Playa de Muro is an odd resort. It grew out of virtually nothing, having been the meeting-point for sea and wetlands, separated by reeds, scrub and dunes and a road that connected Alcúdia with Can Picafort which crossed the bridge over Albufera's Grand Canal, a lasting legacy of the British engineers of the nineteenth century. The project to develop a "city of lakes" for Alcúdia also took in Playa de Muro, which got its own lake from the ancient Albufera wetland. This lake and its surrounding area, known as Las Gaviotas, established a development slightly inland. Otherwise, when the resort was being conceived, it was constrained by that meeting of sea and wetlands. The Esperanza hotel was the first, its name taken from a member of the Luna family which possessed most of the land to the east of what became Alcúdia's Mile. Other hotels appeared along the strip of former coastal scrub and dunes, the original topography which is still evident in parts.

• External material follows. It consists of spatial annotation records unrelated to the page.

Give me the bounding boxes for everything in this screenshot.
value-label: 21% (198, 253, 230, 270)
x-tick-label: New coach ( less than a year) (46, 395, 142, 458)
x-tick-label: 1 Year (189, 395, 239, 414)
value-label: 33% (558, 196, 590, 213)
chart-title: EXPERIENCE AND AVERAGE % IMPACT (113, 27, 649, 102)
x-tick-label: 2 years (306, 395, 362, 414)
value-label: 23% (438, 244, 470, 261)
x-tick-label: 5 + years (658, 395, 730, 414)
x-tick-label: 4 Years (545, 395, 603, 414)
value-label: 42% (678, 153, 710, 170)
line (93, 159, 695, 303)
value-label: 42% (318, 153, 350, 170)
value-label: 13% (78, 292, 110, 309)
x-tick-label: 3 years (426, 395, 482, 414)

The natural constraint of Albufera did not hinder the development of the tourism centre in Alcúdia. Reclaiming of the wetland there, a process which used ash from the old power station, meant what appeared from the end of the 1960s - a residential and tourism area that was totally man-made. The city of lakes stopped at Las Gaviotas, meaning that Playa de Muro would forever be a resort that was essentially a road with beach and sea to one side and parallel development to the other side of the road, limited by the marshes.

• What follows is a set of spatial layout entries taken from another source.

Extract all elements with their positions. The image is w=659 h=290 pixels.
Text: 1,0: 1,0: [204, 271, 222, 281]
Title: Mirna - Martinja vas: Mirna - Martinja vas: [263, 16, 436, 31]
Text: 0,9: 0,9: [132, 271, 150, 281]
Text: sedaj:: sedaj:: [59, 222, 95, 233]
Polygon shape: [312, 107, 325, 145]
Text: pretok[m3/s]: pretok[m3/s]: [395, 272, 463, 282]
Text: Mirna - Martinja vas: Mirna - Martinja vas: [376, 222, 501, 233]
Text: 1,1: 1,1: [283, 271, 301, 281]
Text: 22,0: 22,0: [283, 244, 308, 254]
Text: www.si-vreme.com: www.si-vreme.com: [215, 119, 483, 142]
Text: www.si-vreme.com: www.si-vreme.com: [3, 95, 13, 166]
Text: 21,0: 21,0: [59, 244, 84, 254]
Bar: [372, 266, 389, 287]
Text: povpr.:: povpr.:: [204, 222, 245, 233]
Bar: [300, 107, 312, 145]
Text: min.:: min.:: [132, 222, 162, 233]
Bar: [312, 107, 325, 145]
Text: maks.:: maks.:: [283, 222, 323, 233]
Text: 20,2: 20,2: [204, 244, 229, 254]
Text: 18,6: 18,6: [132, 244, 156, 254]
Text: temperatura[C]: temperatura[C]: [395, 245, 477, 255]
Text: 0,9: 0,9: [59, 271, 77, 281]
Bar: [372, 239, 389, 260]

A consequence of all this was that Playa de Muro never had and still doesn't have a "frontline". The sea side of the road is a row of residential and hotel mix. There is no promenade, other than the beach. There is also no obvious centre to the resort; no focal point. It was a resort built for function, a less than glamorous planning philosophy reflected in its being classified by sector - Sectors 1 and 2; it was Tourist Resort New Town, created for purpose with scant regard for an inner soul.
Yet, what one has is a glamorous resort insofar as Playa de Muro is home to a hotel stock that is superior to that of its neighbours Alcúdia and Can Picafort. Despite this glamour, there remains the matter of the lack of a focal point.
In Magalluf we know that there is to be a new boulevard, one to beautify part of the resort. Boulevards are now in vogue. Playa de Muro wants one as well. Muro's mayor, Martí Fornes, has met with the tourism ministry and local hoteliers and has pitched the idea for the creation of a boulevard; a pedestrianised area that might give the resort what it so obviously lacks. The scheme envisages a boulevard of gardens, children's play areas and what have you that would run from the roundabout with the fish-hook sculpture to the Esperanza, i.e. just before the English bridge, which forms the boundary between Sectors 1 and 2. The cost? Between four and five million euros. The town hall wants the government to pay for it.
The boulevard would use one of the side roads that run alongside the carretera. The idea has some merit, but there is a further issue, other than finance, which might complicate matters. There is the separate scheme for the cycle route that is to go along the bay from Alcúdia to Can Picafort. Muro town hall has responsibility to design that part of the route which passes through its territory. If it is to be a proper cycle route, then could a boulevard be accommodated as well? One comes back to the constraints that determined how the resort was developed in the first place. There simply isn't the space. Were there two continuous side roads to both sides of the carretera, then there might be, but there aren't.
What chances are there, in any event, of finance being forthcoming from the government? There has been uncertainty surrounding the far less ambitious semi-pedestrianisation scheme for Puerto Pollensa because of the inability of the tourism ministry to part with cash. It now seems as though it will, but the amount is considerably less - 600,000 euros. If Playa de Muro is to get its boulevard, one fancies that the town hall will also need to show the colour of its money as will the hoteliers.